Purchased a new ecu for the Jim Stim. Finally got RPM but it is jumpy.. goes from 0-700 0-700 every second and ecu is cranking.. 

Turn the rpm a little more and its at 30k... 
Installing 5v with a 1k resistor does nothing to change the fluctuation. 

Any suggestions?


----------



## need_a_VR6 (May 19, 1999)

You sure all the jimstim dip switches are off instead of on? 

If you remove the primary tach jumper and just use a lead to slowly pulse tach input to ground, does it read rpm as you tap?


----------



## ewillard (Apr 21, 2007)

kodos to paul extremly help full with everything he help me a whole lot i got mine running becasue of him. to do direct coil you need to have bip installed, pin36 going to the negitive on the coil, you need rpm signal to the center wire on the hall sender, if your useing hallsender you need to have a 1k resistor on r57 the board must be jumpered for opto your ts settings will need to be trigger offset 60, rising edge, spark output going high, spark output pin js10. 

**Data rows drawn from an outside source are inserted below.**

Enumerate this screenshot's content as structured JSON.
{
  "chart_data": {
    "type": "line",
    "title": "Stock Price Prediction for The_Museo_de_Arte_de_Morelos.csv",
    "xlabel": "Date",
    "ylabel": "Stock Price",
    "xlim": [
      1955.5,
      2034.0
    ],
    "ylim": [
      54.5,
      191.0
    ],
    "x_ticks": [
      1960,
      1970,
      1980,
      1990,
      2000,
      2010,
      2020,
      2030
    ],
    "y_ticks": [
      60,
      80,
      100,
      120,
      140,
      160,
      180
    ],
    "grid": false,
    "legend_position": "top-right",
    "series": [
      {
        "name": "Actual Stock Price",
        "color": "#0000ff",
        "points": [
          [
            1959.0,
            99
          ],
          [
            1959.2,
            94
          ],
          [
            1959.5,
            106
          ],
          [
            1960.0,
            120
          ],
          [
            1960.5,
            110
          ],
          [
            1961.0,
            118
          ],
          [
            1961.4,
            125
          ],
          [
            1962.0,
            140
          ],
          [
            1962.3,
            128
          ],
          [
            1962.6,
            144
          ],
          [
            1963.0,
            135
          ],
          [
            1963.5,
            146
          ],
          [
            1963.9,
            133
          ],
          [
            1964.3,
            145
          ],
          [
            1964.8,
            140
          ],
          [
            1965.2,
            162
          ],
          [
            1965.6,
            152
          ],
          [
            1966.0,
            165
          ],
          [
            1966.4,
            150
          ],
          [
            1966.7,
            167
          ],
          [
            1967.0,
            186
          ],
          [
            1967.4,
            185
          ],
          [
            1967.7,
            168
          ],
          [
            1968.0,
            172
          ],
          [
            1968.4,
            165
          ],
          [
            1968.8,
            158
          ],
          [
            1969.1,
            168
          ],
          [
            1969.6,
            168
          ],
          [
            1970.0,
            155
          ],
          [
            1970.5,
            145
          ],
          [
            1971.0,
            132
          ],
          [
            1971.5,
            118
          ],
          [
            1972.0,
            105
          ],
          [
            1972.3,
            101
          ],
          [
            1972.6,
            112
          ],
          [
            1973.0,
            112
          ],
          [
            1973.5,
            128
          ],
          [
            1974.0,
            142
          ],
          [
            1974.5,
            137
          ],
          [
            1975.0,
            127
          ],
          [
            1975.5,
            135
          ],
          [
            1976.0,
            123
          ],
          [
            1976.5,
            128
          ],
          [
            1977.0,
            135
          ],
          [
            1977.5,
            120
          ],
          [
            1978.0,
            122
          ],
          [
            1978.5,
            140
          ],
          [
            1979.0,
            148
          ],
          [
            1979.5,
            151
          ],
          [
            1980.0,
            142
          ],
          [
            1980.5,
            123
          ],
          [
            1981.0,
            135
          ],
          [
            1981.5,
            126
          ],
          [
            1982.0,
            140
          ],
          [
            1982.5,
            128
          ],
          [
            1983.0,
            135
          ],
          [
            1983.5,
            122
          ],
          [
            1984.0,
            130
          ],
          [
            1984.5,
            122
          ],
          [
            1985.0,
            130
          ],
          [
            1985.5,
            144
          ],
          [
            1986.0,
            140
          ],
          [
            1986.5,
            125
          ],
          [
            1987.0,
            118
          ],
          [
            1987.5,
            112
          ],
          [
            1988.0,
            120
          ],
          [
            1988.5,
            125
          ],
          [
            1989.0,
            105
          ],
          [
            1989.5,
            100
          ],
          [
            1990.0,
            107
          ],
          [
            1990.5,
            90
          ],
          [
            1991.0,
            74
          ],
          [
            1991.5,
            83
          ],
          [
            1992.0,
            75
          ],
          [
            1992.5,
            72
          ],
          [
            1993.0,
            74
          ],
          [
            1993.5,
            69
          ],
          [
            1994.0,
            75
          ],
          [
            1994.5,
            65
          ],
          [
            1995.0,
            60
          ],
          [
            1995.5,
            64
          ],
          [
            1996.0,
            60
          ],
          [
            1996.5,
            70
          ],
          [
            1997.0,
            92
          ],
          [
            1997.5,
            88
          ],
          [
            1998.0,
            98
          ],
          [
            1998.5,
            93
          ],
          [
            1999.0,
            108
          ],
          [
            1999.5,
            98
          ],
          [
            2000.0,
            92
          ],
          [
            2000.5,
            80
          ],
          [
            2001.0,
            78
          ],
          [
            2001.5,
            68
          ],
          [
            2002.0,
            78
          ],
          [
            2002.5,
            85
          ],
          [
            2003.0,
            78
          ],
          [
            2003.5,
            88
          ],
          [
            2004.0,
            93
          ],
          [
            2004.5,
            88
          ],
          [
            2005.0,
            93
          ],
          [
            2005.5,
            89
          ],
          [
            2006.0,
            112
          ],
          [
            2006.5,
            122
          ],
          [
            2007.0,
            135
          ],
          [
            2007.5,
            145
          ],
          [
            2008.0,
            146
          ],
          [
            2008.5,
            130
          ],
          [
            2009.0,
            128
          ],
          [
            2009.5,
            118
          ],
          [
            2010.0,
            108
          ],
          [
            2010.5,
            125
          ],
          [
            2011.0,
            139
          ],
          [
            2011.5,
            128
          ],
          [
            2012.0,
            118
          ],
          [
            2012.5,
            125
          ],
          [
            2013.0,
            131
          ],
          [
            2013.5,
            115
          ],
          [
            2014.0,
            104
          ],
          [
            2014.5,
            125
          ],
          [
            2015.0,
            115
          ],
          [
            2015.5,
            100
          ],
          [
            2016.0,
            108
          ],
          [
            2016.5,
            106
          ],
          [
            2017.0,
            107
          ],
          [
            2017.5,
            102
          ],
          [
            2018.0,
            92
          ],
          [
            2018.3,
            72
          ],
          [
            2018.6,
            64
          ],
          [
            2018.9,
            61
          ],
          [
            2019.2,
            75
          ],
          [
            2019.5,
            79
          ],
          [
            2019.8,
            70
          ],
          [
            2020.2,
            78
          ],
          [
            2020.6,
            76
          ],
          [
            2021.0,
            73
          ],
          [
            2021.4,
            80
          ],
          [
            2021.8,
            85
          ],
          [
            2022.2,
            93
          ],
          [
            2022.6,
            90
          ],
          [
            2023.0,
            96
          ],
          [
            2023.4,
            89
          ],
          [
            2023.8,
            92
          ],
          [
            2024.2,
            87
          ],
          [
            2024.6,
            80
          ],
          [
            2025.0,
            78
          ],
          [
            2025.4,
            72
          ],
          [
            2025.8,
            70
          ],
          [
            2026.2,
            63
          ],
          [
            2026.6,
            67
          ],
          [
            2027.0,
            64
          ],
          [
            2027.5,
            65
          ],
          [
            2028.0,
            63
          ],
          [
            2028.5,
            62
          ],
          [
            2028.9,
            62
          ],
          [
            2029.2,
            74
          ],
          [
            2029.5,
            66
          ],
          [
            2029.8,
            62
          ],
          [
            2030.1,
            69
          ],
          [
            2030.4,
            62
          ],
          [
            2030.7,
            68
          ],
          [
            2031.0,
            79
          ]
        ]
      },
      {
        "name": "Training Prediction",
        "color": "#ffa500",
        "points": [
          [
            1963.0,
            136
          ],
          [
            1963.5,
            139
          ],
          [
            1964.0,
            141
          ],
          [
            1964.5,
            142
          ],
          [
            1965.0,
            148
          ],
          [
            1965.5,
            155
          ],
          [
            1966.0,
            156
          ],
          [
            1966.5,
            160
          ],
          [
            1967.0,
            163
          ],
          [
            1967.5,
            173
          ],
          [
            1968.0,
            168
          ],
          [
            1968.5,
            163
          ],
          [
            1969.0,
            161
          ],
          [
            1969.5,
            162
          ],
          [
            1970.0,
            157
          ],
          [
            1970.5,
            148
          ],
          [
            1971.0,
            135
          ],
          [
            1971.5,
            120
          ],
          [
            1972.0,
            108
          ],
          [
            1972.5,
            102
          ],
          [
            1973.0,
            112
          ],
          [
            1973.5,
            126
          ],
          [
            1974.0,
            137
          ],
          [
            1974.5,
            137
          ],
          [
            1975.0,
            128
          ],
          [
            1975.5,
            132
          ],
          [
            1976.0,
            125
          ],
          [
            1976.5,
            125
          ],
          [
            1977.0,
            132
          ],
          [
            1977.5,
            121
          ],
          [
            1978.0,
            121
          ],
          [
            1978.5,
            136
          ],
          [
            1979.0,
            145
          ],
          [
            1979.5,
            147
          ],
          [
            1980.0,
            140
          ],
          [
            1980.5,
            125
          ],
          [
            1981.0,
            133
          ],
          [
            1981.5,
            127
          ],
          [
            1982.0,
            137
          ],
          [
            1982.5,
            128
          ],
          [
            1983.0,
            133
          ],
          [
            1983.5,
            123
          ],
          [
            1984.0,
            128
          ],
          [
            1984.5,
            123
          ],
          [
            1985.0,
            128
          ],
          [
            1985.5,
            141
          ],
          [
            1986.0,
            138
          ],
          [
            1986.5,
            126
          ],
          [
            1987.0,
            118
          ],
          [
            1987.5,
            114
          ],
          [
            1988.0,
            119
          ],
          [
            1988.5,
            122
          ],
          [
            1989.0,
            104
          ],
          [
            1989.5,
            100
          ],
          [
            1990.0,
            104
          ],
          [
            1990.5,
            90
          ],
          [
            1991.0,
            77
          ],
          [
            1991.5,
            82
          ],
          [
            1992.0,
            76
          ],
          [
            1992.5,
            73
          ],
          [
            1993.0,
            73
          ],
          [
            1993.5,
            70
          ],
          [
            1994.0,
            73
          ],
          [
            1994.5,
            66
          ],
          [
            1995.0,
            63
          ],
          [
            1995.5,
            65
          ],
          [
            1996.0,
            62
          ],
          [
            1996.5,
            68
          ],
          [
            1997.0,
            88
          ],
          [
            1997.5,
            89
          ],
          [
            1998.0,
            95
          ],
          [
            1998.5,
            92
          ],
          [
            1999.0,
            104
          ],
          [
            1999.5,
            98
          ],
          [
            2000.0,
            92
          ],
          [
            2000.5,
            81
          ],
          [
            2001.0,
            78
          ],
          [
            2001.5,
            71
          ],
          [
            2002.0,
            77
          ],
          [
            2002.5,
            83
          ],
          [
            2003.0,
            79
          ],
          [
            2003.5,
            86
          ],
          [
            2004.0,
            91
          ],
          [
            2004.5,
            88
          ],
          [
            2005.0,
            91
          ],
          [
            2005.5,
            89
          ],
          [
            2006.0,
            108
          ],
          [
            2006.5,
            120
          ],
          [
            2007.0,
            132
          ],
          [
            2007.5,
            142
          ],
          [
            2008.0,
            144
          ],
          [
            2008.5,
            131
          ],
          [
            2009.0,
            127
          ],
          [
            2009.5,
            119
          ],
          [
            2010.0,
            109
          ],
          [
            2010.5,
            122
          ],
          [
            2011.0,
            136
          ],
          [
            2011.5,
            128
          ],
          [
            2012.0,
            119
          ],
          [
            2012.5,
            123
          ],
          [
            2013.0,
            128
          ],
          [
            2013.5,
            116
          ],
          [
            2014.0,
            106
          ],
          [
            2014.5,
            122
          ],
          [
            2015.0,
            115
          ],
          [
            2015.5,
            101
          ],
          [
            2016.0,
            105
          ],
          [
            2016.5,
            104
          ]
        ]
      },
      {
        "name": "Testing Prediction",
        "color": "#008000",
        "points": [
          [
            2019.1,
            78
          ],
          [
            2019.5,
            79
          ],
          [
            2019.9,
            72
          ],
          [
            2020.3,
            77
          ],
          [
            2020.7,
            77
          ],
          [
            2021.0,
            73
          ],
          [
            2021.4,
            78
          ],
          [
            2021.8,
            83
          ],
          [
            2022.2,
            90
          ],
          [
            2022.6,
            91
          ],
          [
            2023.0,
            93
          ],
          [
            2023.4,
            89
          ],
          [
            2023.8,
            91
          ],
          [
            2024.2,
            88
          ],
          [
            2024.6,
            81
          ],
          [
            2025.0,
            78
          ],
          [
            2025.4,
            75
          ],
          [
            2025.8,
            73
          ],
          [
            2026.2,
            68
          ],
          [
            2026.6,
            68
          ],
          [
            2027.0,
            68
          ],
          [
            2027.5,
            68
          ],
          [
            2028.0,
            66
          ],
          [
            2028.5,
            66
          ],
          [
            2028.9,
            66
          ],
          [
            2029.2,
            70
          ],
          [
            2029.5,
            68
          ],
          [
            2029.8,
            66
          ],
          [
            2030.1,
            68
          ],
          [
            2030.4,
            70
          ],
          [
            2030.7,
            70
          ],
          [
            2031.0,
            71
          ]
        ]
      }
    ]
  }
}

im willing to help as much as i can i was going nuts trying to get mine fixed and running properly
if you need a msq let me know ill send you mine. its for a 2L 16v lysholm with 50lbs injectors, autotech sport cams, at 17psi, 9:1 comp ratio. thats the basics.


----------



## 16vdisturbance (Mar 30, 2008)

I haven't had time the pass couple days. I would appreciate the MSQ. If you don't mind please send it to [email protected]


----------